Hayatınızı Gelsin Hayat Bildiği Gibi dizisinden bir karakter olarak devam ettirecek olsaydınız kimi seçerdiniz?

Sadi Payaslı derdim. Bu arada Sadi Payaslı’yı çoğunluk beğendiği veya takdir ettiği için değil, gerçekten karakter özellikleri ve yaşama şekli olarak Sadi Payaslı’yı tercih ederdim. Çünkü Sadi Payaslı hayatında kendini belli bir noktaya getirmeyi başarmış. Hayatına akılcı bir taraftan yön verdiği için; hayatı belli başlı duygusallıkları, belli başlı dürtüsel özellikleri kenara bırakıp daha mizahi, kendini yormayan, acısını dahi farklı değerlendirebileceği bir yönden ele aldığı için. O olgunluğu, o sakinliği ve o mizah yeteneği var; önüne zor ve aşılması kolay olmayan bir olay çıktığı zaman Sadi Payaslı bu durumla çok farklı bir dilden mücadele ediyor. Bu yaklaşımı o acı karşısında hem etrafını rahatlatıyor hem de kendisinin bir şeyi farklı bir şekilde öğrenmesini sağlıyor. Diğer karakterlere baktığımız zaman onlar bence kendi yolculuklarının çok başındalar, birçoğu olmamışlık hikâyesiyle baş başa. Sadi Payaslı o olmamışlığı atıp olmuş bir şekilde hayatına devam ediyor. Bu da belli başlı olgunlukları, sakinlikleri ve birtakım anlamları ortaya çıkartıyor.

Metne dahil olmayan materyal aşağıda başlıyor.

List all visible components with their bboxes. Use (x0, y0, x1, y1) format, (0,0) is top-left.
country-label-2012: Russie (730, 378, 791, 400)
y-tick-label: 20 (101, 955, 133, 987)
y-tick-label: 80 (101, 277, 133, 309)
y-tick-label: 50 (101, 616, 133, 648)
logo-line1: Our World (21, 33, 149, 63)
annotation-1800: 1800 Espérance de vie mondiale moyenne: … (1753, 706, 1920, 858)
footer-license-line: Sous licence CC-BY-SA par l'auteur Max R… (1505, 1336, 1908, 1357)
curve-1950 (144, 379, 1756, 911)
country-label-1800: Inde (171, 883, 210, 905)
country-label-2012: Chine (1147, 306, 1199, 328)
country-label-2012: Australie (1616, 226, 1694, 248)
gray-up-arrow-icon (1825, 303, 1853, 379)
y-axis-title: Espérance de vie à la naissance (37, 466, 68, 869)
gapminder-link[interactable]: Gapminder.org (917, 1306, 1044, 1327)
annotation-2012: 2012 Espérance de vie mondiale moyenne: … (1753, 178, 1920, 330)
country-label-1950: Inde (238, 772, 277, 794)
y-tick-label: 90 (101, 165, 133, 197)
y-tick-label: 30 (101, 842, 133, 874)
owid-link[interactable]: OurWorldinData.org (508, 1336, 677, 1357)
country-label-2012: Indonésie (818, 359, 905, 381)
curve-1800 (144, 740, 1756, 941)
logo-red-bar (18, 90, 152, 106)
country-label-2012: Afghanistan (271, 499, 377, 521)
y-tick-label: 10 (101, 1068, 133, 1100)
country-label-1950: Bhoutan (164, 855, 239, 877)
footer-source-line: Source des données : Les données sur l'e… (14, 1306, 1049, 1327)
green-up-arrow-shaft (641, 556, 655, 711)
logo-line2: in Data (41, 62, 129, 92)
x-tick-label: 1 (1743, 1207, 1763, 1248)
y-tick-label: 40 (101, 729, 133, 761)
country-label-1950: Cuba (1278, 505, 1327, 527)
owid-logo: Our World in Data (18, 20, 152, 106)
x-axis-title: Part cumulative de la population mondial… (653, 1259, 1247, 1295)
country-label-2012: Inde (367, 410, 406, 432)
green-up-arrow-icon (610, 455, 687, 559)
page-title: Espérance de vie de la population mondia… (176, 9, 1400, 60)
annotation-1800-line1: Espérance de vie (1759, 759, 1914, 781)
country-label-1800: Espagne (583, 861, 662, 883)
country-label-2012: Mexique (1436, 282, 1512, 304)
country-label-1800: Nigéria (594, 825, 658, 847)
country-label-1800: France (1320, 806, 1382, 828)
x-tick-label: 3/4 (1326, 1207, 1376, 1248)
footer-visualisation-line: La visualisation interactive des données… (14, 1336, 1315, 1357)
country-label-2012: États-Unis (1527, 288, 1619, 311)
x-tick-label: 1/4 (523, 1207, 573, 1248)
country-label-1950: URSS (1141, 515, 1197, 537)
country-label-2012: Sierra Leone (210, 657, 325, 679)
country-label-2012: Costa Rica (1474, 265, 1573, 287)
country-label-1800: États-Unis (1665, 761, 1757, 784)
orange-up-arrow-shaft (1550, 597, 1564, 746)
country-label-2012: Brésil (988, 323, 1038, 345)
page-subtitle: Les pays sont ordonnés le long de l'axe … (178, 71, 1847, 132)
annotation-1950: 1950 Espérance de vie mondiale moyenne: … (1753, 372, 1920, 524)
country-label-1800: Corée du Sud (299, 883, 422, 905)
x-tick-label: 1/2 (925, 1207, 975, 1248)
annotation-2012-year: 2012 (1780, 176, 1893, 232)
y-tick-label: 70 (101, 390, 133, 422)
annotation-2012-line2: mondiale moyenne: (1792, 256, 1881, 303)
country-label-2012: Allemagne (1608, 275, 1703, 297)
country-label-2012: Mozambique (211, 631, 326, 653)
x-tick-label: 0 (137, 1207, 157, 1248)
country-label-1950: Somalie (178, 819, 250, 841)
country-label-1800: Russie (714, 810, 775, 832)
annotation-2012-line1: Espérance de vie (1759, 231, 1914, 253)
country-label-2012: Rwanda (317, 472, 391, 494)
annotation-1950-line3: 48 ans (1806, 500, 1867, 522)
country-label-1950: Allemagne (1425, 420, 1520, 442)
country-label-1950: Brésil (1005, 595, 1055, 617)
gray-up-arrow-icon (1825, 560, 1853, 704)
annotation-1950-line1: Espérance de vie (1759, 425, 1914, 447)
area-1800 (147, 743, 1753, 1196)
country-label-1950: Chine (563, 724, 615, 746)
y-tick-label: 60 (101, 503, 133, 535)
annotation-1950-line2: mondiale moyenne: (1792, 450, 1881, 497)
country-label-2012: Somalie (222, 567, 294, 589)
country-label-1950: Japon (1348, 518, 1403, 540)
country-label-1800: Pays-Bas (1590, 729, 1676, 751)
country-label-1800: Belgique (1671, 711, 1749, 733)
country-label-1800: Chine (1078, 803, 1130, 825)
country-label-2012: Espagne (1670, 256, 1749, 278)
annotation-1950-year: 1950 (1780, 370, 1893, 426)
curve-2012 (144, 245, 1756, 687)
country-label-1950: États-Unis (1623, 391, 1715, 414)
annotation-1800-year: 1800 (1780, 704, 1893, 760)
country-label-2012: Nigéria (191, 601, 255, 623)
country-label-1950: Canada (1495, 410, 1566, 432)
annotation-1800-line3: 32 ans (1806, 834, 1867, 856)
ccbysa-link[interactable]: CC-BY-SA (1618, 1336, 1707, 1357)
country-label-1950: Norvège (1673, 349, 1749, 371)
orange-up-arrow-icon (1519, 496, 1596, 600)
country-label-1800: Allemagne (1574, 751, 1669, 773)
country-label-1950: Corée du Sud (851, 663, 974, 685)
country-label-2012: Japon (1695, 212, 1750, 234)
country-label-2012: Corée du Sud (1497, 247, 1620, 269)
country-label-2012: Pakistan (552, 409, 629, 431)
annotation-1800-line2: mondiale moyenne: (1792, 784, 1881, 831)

Özgü ve Mert’in ortak özellikleri var mıdır? Mert karakterini ilk okuduğunuzda kendinize bir yakınlık hissettiniz mi?

Mert Yılmaz’la hemen hemen hiçbir ortak özelliğimizin olmaması aslında benim bu karaktere heyecan duymamı ve bu karaktere karşı bir merakımın uyanmasını sağladı. Bu karaktere nasıl can vereceğimi ben de merak ettiğim için aslında kendimi o sürece teslim ettim. Belki sevdikleri adına yaşaması, ben odaklı olmaması, sevdikleri ve çevresi adına yaşayan biri olmasıyla bir noktada bana benzeyebilir. Onun da doğruları var hikâyesi gereği ve doğrularını savunmakta çok kararlı bir kişi. Ben de doğrularımı ve idealizmimi savunmakta çok kararlıyım. Bu noktada da belki benzerliklerimiz olabilir ama onun dışında yaşı, koşulları, geçmişi, ergenliği, zor ve ağır olayların içerisinde bazı şeyleri algılayamayışı, olgun olamayışı, fevriliği ve bunun gibi özellikleri bana oldukça uzak özellikler. Hem eylemsel anlamda uzak Mert Yılmaz bana hem düşünsel anlamda uzak. Koşulları itibariyle de çok uzak; Dolayısıyla benim buradaki en büyük heyecanım on yedi yaşıma geri dönüp oradaki o kaybolmuşluğu, oradaki o fevriliği, saflığı, kimi zaman aptal hallerini inceleyebilmekti.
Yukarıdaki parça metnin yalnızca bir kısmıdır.